I get confused by the variety and disparity of dwarf stars. A red dwarf is type of main sequence star which means it's in the happy fusion stage of its existence. They are the mostly commonly observed star type. Proxima Centauri and Betelgeuse are red dwarfs. Main sequence stars are plotted on a graph of color versus brighness called the Hertzsprung-Russell diagram with blue at one end and red at the other. I wish they would name white dwarfs something else as they, as supernova remnants, are a different stellar kettle of fish. Our sun, btw, is also considered a dwarf of the yellow variety.

Here is a mnemonic to help remember stellar types: Oh be a fine girl, kiss 'em. A red dwarf would be on the coolest, or "E", end of the scale.

One other thing--I've heard Gliese 581 pronounced at least two ways. Wikipedia says it's "Gleesa" with a shwa on the end. Germanic pronunciation is victorious again.

(All of this typing may be for naught. A team in Switzerland just announced that they can't find that the planet actually exists.)

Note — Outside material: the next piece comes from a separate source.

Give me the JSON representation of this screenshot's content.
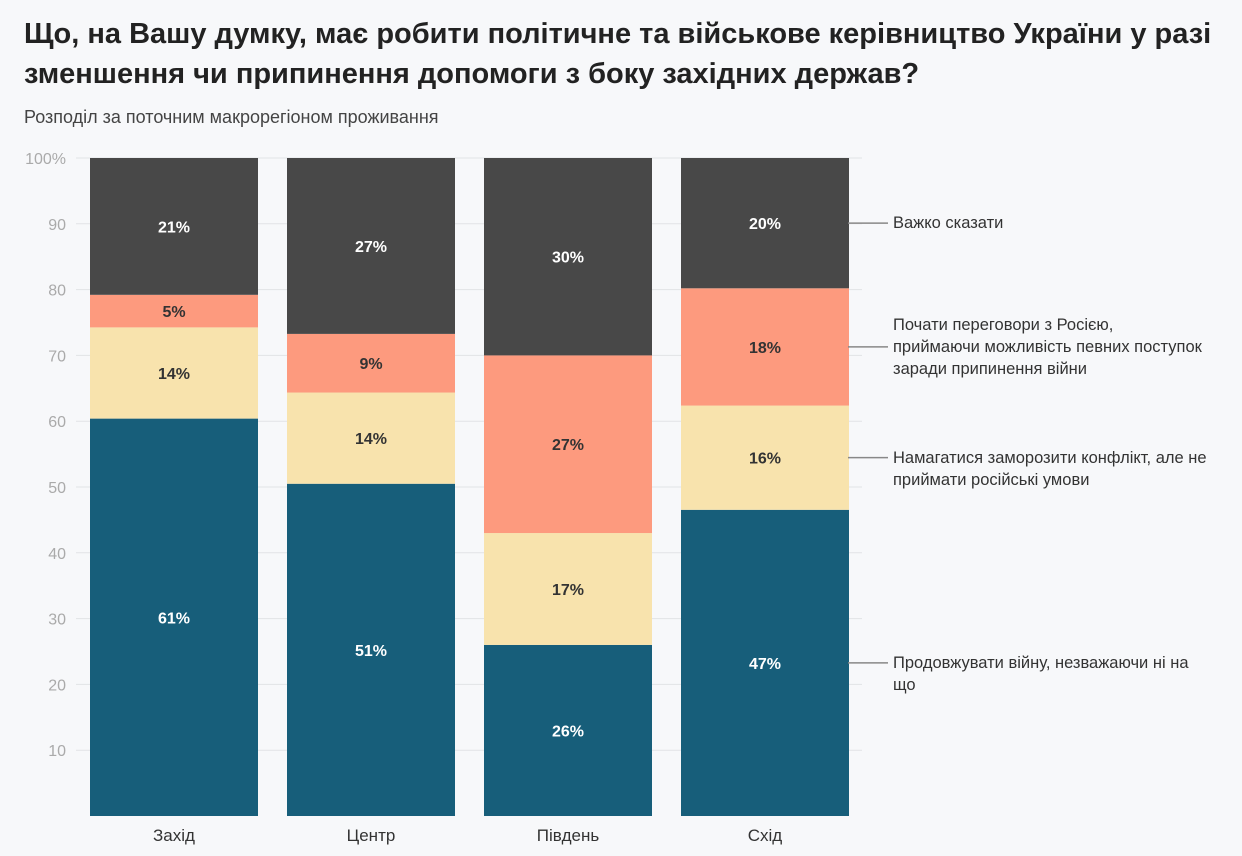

I listened to an interview between The Guardian and Tom McCarthy, who was on the Booker short list for his novel C. It sounds experimental and was described as conceptual, a term which ruffled him greatly as aren't all novels concepts? I suppose dude but to me this means the concept is paramount, possibly to the detriment of character and plot but maybe you are good enough at sleight of hand that we don't notice. I think the bizarrely overrated and pseudo-clever Don DeLillo might have ruined me for anything experimental or post-modern. I might have to read books about plucky girls who find love in the unlikeliest of places just to purge my fear of stumbling upon another shitty, smug vomitus like White Noise.

I ramble. What I found most interesting is McCarthy said reading Eliot's "The Wasteland" was like flipping the dial and tuning into different radio stations. Which kind of fits in with his own novel's reflection on the early days of the wireless. He also said Joyce's Ulysses should be read for the threads of connectivity in it and not for the plot. He pointed out both of these works were written in 1922 which is the final year of his novel. I thought this might be an important safety tip for whenever I might eventually tackle Joyce.

(holy shit, it's almost 800 pages. Well, this will be an important safety tip for whenever I want to convince someone I've read Ulysses.)